- Relator(a)
- Ministro Luis Felipe Salomão
- Órgão julgador
- Quarta Turma
- Data do julgamento
- 24/11/2015
- Data de publicação
- 01/12/2015
STJ – Acórdão, Rel. Ministro Luis Felipe Salomão, Quarta Turma, j. 24/11/2015, p. 01/12/2015
AGRAVO REGIMENTAL NO AGRAVO EM RECURSO ESPECIAL. PROCESSO CIVIL. COBRANÇA DE TAXAS CONDOMINIAIS. CERCEAMENTO DE DEFESA. INOCORRÊNCIA. NÃO HOUVE VIOLAÇÃO AO ART. 535 DO CPC. INCIDÊNCIA DAS SÚMULAS 83 E 7 DO STJ. DECISÃO MANTIDA. 1. Não caracteriza omissão quando o tribunal adota outro fundamento que não aquele defendido pela parte.

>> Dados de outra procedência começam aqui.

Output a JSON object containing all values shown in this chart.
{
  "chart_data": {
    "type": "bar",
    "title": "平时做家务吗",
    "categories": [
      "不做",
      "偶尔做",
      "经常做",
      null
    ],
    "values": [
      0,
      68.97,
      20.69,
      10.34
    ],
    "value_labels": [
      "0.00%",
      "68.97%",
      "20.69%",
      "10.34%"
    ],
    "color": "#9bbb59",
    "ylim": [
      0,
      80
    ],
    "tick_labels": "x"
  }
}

Destarte, não há que se falar em violação do art. 535, do Código de Processo Civil, pois o tribunal de origem dirimiu as questões pertinentes ao litígio, afigurando-se dispensável que venha examinar uma a uma as alegações e fundamentos expendidos pelas partes. Além disso, basta ao órgão julgador que decline as razões jurídicas que embasaram a decisão, não sendo exigível que se reporte de modo específico a determinados preceitos legais. 2. Não merece reparos a decisão hostilizada, pois o acórdão recorrido julgou no mesmo sentido da jurisprudência desta Corte Superior. No caso concreto, as razões recursais encontram óbice na Súmula 83 do STJ. Há responsabilidade do proprietário pelo pagamento das despesas condominiais, ainda que posteriores à imissão de outrem na posse do imóvel. Precedentes desta Corte Superior. 3. Para alcançar conclusão diversa daquela a que chegou o Tribunal de origem, seria imprescindível o reexame de prova, o que é inviável na instância especial pelo teor da Súmula 7 do STJ. 4. A matéria referente aos arts. 187, 422, 927, § 9°, §§ 2° e 3° da Lei 4.591/1964 não foi objeto de discussão no acórdão recorrido, apesar da oposição de embargos de declaração, não se configurando o prequestionamento, o que impossibilita a sua apreciação na via especial (Súmulas 282/STF e 211/STJ). 5. Agravo regimental não provido. (AgRg no AREsp n. 790.729/DF, relator Ministro Luis Felipe Salomão, Quarta Turma, julgado em 24/11/2015, DJe de 1/12/2015.)